This SHA1 implementation is public domain. I hope this enables its use in the myriad of projects which include SHA1 code and are under a myriad of other licenses.

Implementation Details

Using notation similar to FIPS 180-2, here is a subset of SHA1:

	0 <= t <= 15:	W[t] = M[t]	// the input message block
	16 <= t <= 79:  W[t] = ROL(W[t-3] ^ W[t-8] ^ W[t-14] ^ W[t-16], 1)

	For t = 0 to 79:
	{
		T = ROL(a, 5) + f_t(b,c,d) + e + K[t] + W[t]
		e = d
		d = c
		c = ROL(b, 30)
		b = a
		a = T
	}

Of particular interest is the K[t] + W[t] component of the calculation of T.

Take the W[t] recurrence for t > 15 and repeat it 4 times:

	W[t  ] = ROL(W[t-3] ^ W[t-8] ^ W[t-14] ^ W[t-16], 1)
	W[t+1] = ROL(W[t-2] ^ W[t-7] ^ W[t-13] ^ W[t-15], 1)
	W[t+2] = ROL(W[t-1] ^ W[t-6] ^ W[t-12] ^ W[t-14], 1)
	W[t+3] = ROL(W[t  ] ^ W[t-5] ^ W[t-11] ^ W[t-13], 1)

Note that if W is aligned to 16-bytes, and t is a multiple of 4 then this has a very clear mapping onto a 128-bit SIMD architecture. Each of the 5 columns of W above are 128-bits of data. The only glitch to calculating all 4 of W[t]..W[t+3] in parallel is the last line which itself depends on W[t].

There is a convenient identity: ROL(x^y,c) = ROL(x,c)^ROL(y,c)

Using that identity we have the following:

	W[t  ] = ROL(W[t-3] ^ W[t-8] ^ W[t-14] ^ W[t-16], 1)
	W[t+1] = ROL(W[t-2] ^ W[t-7] ^ W[t-13] ^ W[t-15], 1)
	W[t+2] = ROL(W[t-1] ^ W[t-6] ^ W[t-12] ^ W[t-14], 1)
	W[t+3] = ROL(   0   ^ W[t-5] ^ W[t-11] ^ W[t-13], 1)

	W[t+3] = W[t+3] ^ ROL(W[t], 1)

In the implementation, the first four steps are calculated in parallel using SIMD hardware. The fifth step is also calculated using SIMD hardware even though it represents very little parallelism.

Define prep[t] = K[t] + W[t], and since the K[t] are 32-bit constants it should be clear that we can calculate prep[t]..prep[t+3] in parallel after we have calculated W[t]..W[t+3].

The calculation of prep[t] is all that is performed in the SIMD hardware. The remainder of the calculation is performed in ALU hardware as it is in a traditional SHA1 implementation.
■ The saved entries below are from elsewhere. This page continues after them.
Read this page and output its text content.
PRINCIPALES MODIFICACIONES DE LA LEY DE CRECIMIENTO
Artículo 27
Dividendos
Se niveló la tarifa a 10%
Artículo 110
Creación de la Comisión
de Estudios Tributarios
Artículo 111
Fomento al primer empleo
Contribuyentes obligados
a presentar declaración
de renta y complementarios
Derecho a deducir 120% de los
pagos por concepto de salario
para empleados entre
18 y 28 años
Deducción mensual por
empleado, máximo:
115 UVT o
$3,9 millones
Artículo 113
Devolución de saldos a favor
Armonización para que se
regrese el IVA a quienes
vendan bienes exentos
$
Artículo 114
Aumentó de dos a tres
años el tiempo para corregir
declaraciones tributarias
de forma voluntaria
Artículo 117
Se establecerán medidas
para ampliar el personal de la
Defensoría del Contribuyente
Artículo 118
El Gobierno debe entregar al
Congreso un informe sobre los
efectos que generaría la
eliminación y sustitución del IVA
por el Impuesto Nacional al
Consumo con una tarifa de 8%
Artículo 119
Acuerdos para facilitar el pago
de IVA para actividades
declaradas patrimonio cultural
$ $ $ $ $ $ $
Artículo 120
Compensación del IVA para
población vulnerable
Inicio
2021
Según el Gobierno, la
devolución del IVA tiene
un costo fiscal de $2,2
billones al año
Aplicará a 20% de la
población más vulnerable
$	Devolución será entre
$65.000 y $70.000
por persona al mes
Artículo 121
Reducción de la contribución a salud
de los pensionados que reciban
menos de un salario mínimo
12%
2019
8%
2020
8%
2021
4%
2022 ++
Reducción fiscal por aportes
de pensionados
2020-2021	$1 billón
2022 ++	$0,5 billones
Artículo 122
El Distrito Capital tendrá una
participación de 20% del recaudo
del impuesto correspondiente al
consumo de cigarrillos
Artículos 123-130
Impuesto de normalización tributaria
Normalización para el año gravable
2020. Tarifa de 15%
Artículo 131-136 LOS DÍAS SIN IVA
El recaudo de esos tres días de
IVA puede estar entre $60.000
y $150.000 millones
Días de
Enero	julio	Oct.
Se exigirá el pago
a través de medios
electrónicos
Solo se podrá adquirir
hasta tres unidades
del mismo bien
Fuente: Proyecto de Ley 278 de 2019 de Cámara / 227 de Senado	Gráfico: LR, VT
The dataflow for a single block can be envisioned like so:

	message block -> SIMD -> local stack -> ALU -> update hash

All 80 steps are completely unrolled, and the SIMD computation precedes the ALU computation by 12 steps so that prep[t] is available (on the stack) when the integer computation requires it. This "software pipelining" is continued around the loop back edge -- when there are more blocks to be processed, the SIMD portion of the pipeline begins prior to the hash update of the previous block completing.

There are other peephole optimizations present in the code such as refactoring some f_t functions, and replacing some SSE2 operations with others to improve parallelism on various SSE2 implementations.

The implementation is in C using Intel's SSE2 intrinsics, and the Intel C compiler is used to compile the code. There are over 1200 x86 instructions in the resulting code, which would make hand scheduling a nightmare. In theory the code can be compiled by modern GCC, however the code trips an internal compiler error (bugid 11627).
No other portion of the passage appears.